Des émeutes aux ZAD, le siècle qui s’ouvre est marqué par la percée d’une sensibilité politique où se mêlent organisation horizontale, méfiance vis-à-vis des mécanismes de domination internes aux mouvements sociaux, occupation et mise en réseau d’espaces alternatifs, recherche d’une certaine clandestinité ou encore approche amorale et pragmatique de la violence déprédative. Pour comprendre ces pratiques, il faut sortir à la fois des discours policiers sur la radicalité d’une « ultra-gauche » fantasmée et de ceux que tiennent par les dits radicaux sur eux-mêmes (les autonomes). Alors on peut envisager l’autonomie non pas comme un mouvement ou une idéologie, mais comme une hypothèse stratégique. Celle-ci peut se formuler ainsi : dès lors que le système productif et sa discipline se sont disséminés dans toutes les facettes de la vie, il ne s’agit plus de se réapproprier la production, mais de s’en libérer, ce qui implique de rechercher une transformation immédiate de la vie quotidienne.

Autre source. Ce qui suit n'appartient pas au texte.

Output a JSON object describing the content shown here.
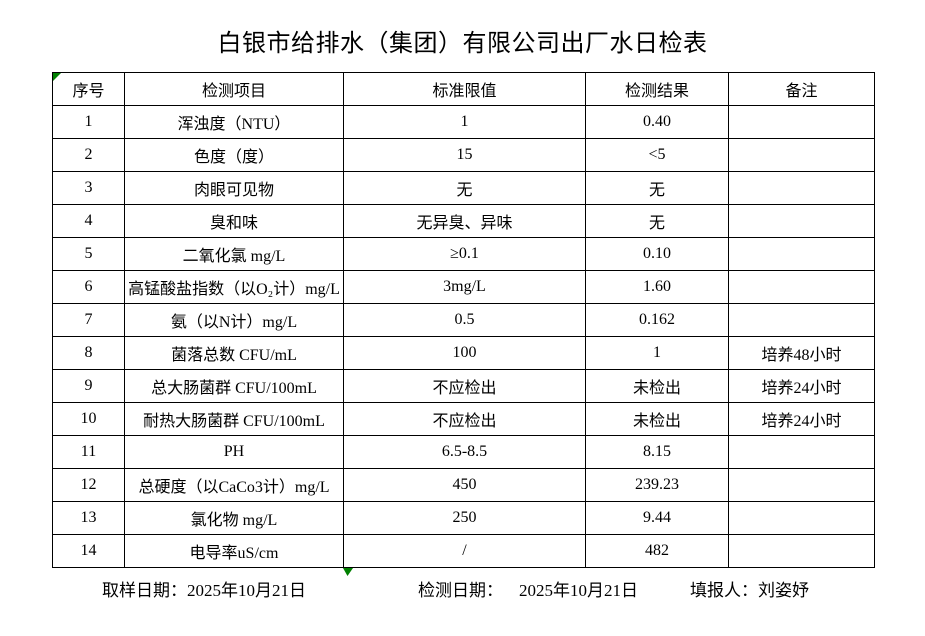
{
  "title": "白银市给排水（集团）有限公司出厂水日检表",
  "table": {
    "headers": {
      "no": "序号",
      "item": "检测项目",
      "limit": "标准限值",
      "result": "检测结果",
      "remark": "备注"
    },
    "rows": [
      {
        "no": "1",
        "item": "浑浊度（NTU）",
        "limit": "1",
        "result": "0.40",
        "remark": ""
      },
      {
        "no": "2",
        "item": "色度（度）",
        "limit": "15",
        "result": "<5",
        "remark": ""
      },
      {
        "no": "3",
        "item": "肉眼可见物",
        "limit": "无",
        "result": "无",
        "remark": ""
      },
      {
        "no": "4",
        "item": "臭和味",
        "limit": "无异臭、异味",
        "result": "无",
        "remark": ""
      },
      {
        "no": "5",
        "item": "二氧化氯 mg/L",
        "limit": "≥0.1",
        "result": "0.10",
        "remark": ""
      },
      {
        "no": "6",
        "item": "高锰酸盐指数（以O₂计）mg/L",
        "limit": "3mg/L",
        "result": "1.60",
        "remark": ""
      },
      {
        "no": "7",
        "item": "氨（以N计）mg/L",
        "limit": "0.5",
        "result": "0.162",
        "remark": ""
      },
      {
        "no": "8",
        "item": "菌落总数 CFU/mL",
        "limit": "100",
        "result": "1",
        "remark": "培养48小时"
      },
      {
        "no": "9",
        "item": "总大肠菌群 CFU/100mL",
        "limit": "不应检出",
        "result": "未检出",
        "remark": "培养24小时"
      },
      {
        "no": "10",
        "item": "耐热大肠菌群 CFU/100mL",
        "limit": "不应检出",
        "result": "未检出",
        "remark": "培养24小时"
      },
      {
        "no": "11",
        "item": "PH",
        "limit": "6.5-8.5",
        "result": "8.15",
        "remark": ""
      },
      {
        "no": "12",
        "item": "总硬度（以CaCo3计）mg/L",
        "limit": "450",
        "result": "239.23",
        "remark": ""
      },
      {
        "no": "13",
        "item": "氯化物 mg/L",
        "limit": "250",
        "result": "9.44",
        "remark": ""
      },
      {
        "no": "14",
        "item": "电导率uS/cm",
        "limit": "/",
        "result": "482",
        "remark": ""
      }
    ]
  },
  "footer": {
    "sampling_label": "取样日期：",
    "sampling_date": "2025年10月21日",
    "testing_label": "检测日期：",
    "testing_date": "2025年10月21日",
    "reporter_label": "填报人：",
    "reporter_name": "刘姿妤"
  },
  "colors": {
    "marker_green": "#008000",
    "table_border": "#000000",
    "text": "#000000",
    "background": "#ffffff"
  }
}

Cet ouvrage retrace le cheminement de l’hypothèse autonome au gré des expériences historiques où elle fut formulée et actualisée, de l’Italie des années 1970 à la France des années 2010. Il montre comment la modernisation de la gouvernance à l’œuvre depuis le dernier quart du XXe siècle a plusieurs fois conduit à sa mise en échec. Et en tire cette conclusion : dès lors que les capacités matérielles de détruire comme de s’approprier semblent faire défaut, l’autonomie constitue peut-être une hypothèse à dépasser.